Niente discarica dentro la cava Spagnolo: il Tar respinge risarcimento da oltre 360milioni
L'azienda aveva impugnato i pareri negativi di Regione e Comune di Sciacca ritenendoli infondati: i giudici amministrativi hanno però confermato le osservazioni che portarono allo stop
Il Tribunale amministrativo regionale per la Sicilia ha messo la parola fine al contenzioso relativo alla realizzazione di una discarica per rifiuti speciali non pericolosi nel Comune di Sciacca, rigettando il ricorso presentato dalla società Soambiente S.r.l. conferma la legittimità dei pareri ambientali negativi emessi dalle autorità regionali quasi 2 anni fa.
La Soambiente aveva proposto di trasformare la cava dismessa denominata “Spagnolo” in una discarica con una volumetria complessiva di 2.500.000 metri cubi. L’area, estesa per oltre 57.000 metri quadri, era stata originariamente utilizzata per l’estrazione di calcare. Il procedimento autorizzatorio, avviato nel 2021, si era scontrato con una serie di pareri negativi da parte della Commissione Tecnica Specialistica della Regione Siciliana e, successivamente, con il diniego del Provvedimento autorizzatorio unico regionale, che adesso i giudici amministrativi hanno confermato.

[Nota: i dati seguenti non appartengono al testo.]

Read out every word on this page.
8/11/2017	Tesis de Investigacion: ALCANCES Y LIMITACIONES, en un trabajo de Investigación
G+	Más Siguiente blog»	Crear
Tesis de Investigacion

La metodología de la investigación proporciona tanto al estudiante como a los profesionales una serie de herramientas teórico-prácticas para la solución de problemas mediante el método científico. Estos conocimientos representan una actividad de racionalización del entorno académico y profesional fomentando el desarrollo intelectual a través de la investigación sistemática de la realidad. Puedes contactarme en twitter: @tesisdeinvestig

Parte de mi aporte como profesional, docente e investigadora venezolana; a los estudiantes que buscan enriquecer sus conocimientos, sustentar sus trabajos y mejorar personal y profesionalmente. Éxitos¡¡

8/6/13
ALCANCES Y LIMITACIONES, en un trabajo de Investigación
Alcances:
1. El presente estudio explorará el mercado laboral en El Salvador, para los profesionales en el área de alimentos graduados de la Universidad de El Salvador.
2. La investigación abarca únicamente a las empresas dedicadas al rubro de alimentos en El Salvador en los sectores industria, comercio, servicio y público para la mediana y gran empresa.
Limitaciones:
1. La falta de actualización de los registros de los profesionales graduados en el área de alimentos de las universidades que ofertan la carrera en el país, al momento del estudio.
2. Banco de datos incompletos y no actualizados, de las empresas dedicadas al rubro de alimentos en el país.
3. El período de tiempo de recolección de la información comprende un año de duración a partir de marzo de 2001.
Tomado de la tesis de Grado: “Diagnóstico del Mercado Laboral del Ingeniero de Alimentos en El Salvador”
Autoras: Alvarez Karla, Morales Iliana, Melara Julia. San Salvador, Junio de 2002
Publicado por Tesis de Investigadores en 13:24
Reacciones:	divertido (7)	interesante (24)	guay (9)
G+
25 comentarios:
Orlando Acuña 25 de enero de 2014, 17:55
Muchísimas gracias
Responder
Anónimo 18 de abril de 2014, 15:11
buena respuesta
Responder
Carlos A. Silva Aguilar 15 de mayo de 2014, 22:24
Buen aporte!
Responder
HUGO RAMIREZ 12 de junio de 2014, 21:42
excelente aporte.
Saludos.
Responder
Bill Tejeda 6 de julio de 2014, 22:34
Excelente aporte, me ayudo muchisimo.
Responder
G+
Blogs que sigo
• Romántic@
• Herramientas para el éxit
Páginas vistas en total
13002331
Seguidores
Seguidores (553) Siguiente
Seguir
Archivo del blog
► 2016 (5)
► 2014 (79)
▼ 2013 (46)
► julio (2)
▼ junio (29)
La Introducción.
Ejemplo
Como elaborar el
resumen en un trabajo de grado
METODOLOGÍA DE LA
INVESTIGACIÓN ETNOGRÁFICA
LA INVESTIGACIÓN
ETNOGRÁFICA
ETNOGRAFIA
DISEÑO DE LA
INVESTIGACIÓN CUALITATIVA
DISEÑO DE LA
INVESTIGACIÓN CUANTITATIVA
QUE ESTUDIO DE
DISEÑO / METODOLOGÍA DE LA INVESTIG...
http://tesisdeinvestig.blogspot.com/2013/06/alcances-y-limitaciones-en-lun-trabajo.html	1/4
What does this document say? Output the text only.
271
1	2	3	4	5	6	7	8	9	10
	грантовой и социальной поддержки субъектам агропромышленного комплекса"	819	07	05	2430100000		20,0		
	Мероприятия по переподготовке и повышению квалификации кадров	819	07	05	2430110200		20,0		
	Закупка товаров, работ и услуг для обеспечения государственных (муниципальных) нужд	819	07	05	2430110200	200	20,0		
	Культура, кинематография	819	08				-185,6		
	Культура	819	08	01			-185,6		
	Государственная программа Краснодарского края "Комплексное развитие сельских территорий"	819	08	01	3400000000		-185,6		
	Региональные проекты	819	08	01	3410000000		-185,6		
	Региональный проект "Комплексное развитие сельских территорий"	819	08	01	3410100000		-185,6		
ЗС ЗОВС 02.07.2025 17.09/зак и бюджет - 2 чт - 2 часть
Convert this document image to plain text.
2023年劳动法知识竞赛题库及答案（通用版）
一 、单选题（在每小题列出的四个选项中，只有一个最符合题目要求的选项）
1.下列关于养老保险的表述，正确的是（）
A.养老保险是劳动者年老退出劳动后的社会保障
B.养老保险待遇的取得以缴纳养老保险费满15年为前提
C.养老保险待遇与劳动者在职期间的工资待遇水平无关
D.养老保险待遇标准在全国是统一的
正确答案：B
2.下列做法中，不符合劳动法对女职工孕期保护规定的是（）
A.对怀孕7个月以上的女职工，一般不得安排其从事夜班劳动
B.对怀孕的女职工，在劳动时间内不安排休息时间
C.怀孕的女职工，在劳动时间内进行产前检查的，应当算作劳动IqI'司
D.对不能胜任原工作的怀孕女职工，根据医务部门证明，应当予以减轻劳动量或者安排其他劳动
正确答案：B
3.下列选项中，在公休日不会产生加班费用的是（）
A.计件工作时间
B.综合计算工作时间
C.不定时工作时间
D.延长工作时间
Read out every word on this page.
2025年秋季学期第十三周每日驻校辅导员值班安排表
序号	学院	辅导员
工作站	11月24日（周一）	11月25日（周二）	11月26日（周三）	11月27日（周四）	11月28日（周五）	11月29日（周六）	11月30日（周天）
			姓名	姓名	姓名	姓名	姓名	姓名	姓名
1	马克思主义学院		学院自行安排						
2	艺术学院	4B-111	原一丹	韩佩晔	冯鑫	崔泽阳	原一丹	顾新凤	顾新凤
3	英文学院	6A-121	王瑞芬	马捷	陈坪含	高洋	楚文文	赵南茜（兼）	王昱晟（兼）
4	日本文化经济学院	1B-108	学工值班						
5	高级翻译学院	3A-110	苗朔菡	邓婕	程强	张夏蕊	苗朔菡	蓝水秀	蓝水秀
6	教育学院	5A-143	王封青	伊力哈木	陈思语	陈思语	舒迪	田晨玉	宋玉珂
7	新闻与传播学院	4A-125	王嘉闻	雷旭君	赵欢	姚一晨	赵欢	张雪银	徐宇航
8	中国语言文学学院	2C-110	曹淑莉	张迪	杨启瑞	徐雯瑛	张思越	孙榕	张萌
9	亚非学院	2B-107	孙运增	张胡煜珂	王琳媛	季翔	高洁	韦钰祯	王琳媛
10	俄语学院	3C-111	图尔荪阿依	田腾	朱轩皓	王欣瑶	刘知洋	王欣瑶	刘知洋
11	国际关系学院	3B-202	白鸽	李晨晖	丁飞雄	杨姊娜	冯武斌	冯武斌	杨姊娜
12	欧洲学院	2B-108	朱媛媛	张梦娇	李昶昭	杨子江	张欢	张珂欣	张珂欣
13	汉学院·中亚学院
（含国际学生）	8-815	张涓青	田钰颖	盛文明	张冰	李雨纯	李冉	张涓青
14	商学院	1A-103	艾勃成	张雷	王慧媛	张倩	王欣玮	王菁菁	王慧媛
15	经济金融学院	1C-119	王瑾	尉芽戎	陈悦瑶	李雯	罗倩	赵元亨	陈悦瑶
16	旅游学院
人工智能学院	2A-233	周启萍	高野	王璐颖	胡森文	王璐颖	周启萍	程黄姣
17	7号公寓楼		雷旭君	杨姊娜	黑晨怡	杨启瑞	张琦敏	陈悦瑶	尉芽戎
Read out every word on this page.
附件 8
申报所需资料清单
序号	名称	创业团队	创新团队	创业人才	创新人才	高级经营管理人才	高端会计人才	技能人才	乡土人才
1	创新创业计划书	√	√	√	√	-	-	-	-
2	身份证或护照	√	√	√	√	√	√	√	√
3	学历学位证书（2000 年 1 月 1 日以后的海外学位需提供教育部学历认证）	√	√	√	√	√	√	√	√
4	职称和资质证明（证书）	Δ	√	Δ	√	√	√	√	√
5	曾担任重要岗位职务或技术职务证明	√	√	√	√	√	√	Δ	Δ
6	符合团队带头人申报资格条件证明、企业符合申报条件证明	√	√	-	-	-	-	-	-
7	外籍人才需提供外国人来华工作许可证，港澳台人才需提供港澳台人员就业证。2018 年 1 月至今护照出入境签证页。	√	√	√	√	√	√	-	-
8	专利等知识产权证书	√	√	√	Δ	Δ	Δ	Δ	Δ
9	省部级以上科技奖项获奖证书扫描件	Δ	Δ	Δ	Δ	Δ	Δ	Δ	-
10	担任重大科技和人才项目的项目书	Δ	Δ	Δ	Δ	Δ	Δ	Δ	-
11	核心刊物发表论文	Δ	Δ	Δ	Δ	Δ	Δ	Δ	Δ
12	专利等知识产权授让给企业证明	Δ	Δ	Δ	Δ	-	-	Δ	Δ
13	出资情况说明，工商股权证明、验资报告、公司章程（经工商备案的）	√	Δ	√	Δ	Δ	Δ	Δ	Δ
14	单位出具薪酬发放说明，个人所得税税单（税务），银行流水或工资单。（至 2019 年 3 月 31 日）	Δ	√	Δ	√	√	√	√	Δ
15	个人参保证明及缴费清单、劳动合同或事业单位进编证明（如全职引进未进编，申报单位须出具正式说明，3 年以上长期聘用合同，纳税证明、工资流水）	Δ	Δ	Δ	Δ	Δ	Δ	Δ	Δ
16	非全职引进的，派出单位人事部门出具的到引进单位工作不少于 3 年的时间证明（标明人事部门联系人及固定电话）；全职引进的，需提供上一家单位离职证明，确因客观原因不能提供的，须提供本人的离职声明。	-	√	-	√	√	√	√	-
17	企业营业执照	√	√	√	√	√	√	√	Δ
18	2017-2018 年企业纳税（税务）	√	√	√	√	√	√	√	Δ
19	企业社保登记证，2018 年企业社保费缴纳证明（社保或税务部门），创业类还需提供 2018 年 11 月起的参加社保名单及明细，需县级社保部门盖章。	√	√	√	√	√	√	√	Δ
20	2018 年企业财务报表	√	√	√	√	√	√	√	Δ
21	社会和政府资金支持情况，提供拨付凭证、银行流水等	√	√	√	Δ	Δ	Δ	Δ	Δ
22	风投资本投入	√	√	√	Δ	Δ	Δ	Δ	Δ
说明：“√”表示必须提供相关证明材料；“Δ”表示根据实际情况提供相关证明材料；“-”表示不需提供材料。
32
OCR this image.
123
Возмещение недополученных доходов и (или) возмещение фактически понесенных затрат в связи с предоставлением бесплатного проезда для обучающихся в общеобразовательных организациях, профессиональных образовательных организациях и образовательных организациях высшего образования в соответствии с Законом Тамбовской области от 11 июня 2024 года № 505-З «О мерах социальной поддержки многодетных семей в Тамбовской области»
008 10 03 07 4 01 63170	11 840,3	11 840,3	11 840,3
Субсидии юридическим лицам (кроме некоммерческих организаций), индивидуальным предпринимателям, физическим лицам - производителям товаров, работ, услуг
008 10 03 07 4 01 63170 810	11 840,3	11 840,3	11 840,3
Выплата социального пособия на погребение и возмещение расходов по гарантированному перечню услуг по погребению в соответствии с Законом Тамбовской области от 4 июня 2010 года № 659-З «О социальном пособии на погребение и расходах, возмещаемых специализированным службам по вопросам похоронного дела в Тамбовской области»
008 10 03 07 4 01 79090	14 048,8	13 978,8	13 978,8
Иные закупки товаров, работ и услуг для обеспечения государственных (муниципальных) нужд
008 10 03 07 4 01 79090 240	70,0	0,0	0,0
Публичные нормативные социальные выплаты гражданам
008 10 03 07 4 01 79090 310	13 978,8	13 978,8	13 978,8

Il Tar ha ritenuto fondate le preoccupazioni dell’amministrazione regionale, evidenziando diverse criticità ritenute non superabili. In particolare è stato contestato il mancato recupero ambientale (non sarebbe stato prodotto né attuato alcun progetto esecutivo per il ripristino dell’area dopo la cessazione dell’attività estrattiva, obbligo che gravava sulla proprietà); la presenza di vincoli, dato che il sito ricade in un’area sottoposta a vincolo idrogeologico e nelle vicinanze dei pozzi Carboy, una fonte idrica fondamentale per l’approvvigionamento del territorio; l’incompatibilità con i piani regionali, dato che la normativa vigente per le cave dismesse prevede il riempimento solo con materiali inerti e non la creazione di discariche per oltre 200 tipologie di rifiuti speciali e infine la sicurezza del sito: essendo la cava chiusa da oltre dieci anni, non vi erano certezze sulla stabilità dei fronti rocciosi.
I giudici, entrando nel merito della vicenda, hanno chiarito che il giudizio di Via, la Valutazione di impatto ambientale non è un semplice atto tecnico, ma espressione di un’ampia discrezionalità amministrativa volta a bilanciare interessi pubblici e privati. Il Tar ha inoltre respinto la tesi della ricorrente secondo cui l’amministrazione avrebbe dovuto basarsi sulla “maggioranza numerica” dei pareri favorevoli. Al contrario, il Tribunale ha ribadito che la “prevalenza” va intesa in senso qualitativo: il dissenso espresso dal Comune di Sciacca e dal Dipartimento Regionale dell’Acqua e dei Rifiuti è stato considerato determinante e assorbente per la tutela del territorio.
Con la conferma del diniego, sono state respinte anche le ingenti richieste di risarcimento danni avanzate dalla società, che ammontavano a oltre 360 milioni di euro per presunto mancato guadagno. L’impresa potrà, se lo valuterà necessario, proporre ricorso al Cga.